今読んでいる半藤一利著『山本五十六』が面白い。
作者は独自の分析により、太平洋戦争にまつわる歴史のターニングポイントの原因を、その背景に見いだしている。歴史は必然なり、とはよく云ったもの。
同戦争での大きな分岐点となったミッドウェイ海戦についての裏舞台が印象的だったので紹介したい。
アメリカ軍が日本軍の作戦を事前に分析し、待ち構えていたことが勝因であると云われている。その裏舞について、著者は断片的な情報から一つの仮説を紹介している。
アメリカ軍は海戦のしばらく前に沈没させた日本軍の潜水艦をわざわざ海底45メートルから引き上げ、艦内残された暗号に関わる文書を入手し、解析。その成果を活かし、日本軍の暗号を解析し、日本軍が”AF”を狙っていることを推定するも、肝心のAFがどこをさすのか分からない。
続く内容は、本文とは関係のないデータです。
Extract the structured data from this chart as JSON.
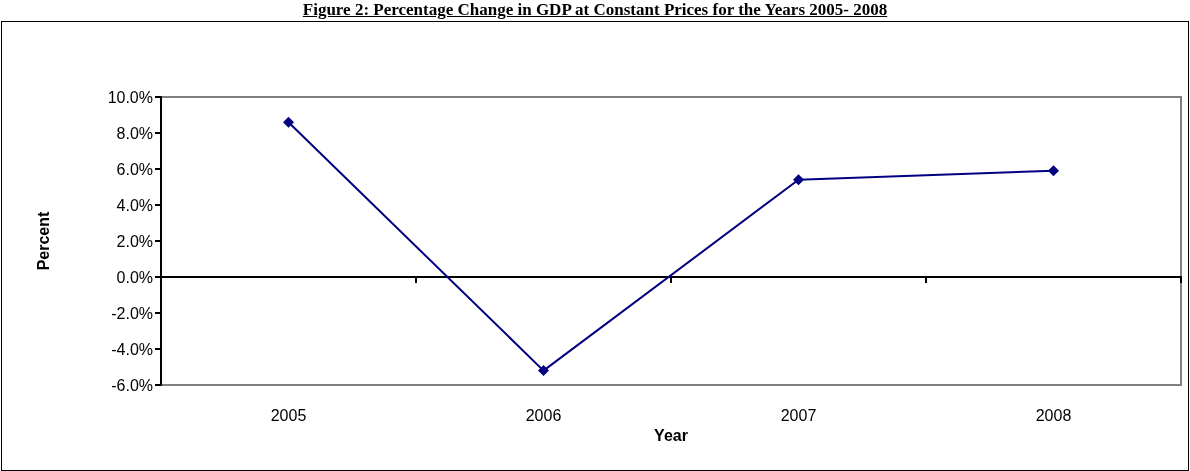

アメリカ軍の司令官は断片的な情報からAF=ミッドウェイの仮説を立てる。しかし確証が欲しいと思った司令官は、わざと偽りの情報を流してみる。それは「ミッドウェイでは真水が不足している。」という電文。これをキャッチした日本軍は即座に暗号文を打電する。「AFは真水が不足しており、好機なり。」と。日本軍はまんまと撒き餌にかかったというわけだ。
これはあくまで著者の一説であり、真実ではないかもしれない。しかしあまりにお粗末な日本軍…
さらに興味深いのは、この海戦時日本軍はアメリカ軍よりも戦力的に上回っており、当初の作戦さえ巧く進めば勝ちも決して不可能ではなかったということ。
しかし、連戦連勝に起因する驕り、都合の良い思い込みを集団で共有したこと(集団睡眠と著者は書いている)、情報戦軽視が虎の子の空母4隻を失うと云う歴史的大敗へと繋がったと書いてある。
孫子の名言「彼を知り、己を知れば…」の大切さを著者は述べているが、歴史はその名言を実行する事の困難さの証左であると思わずにはおれない。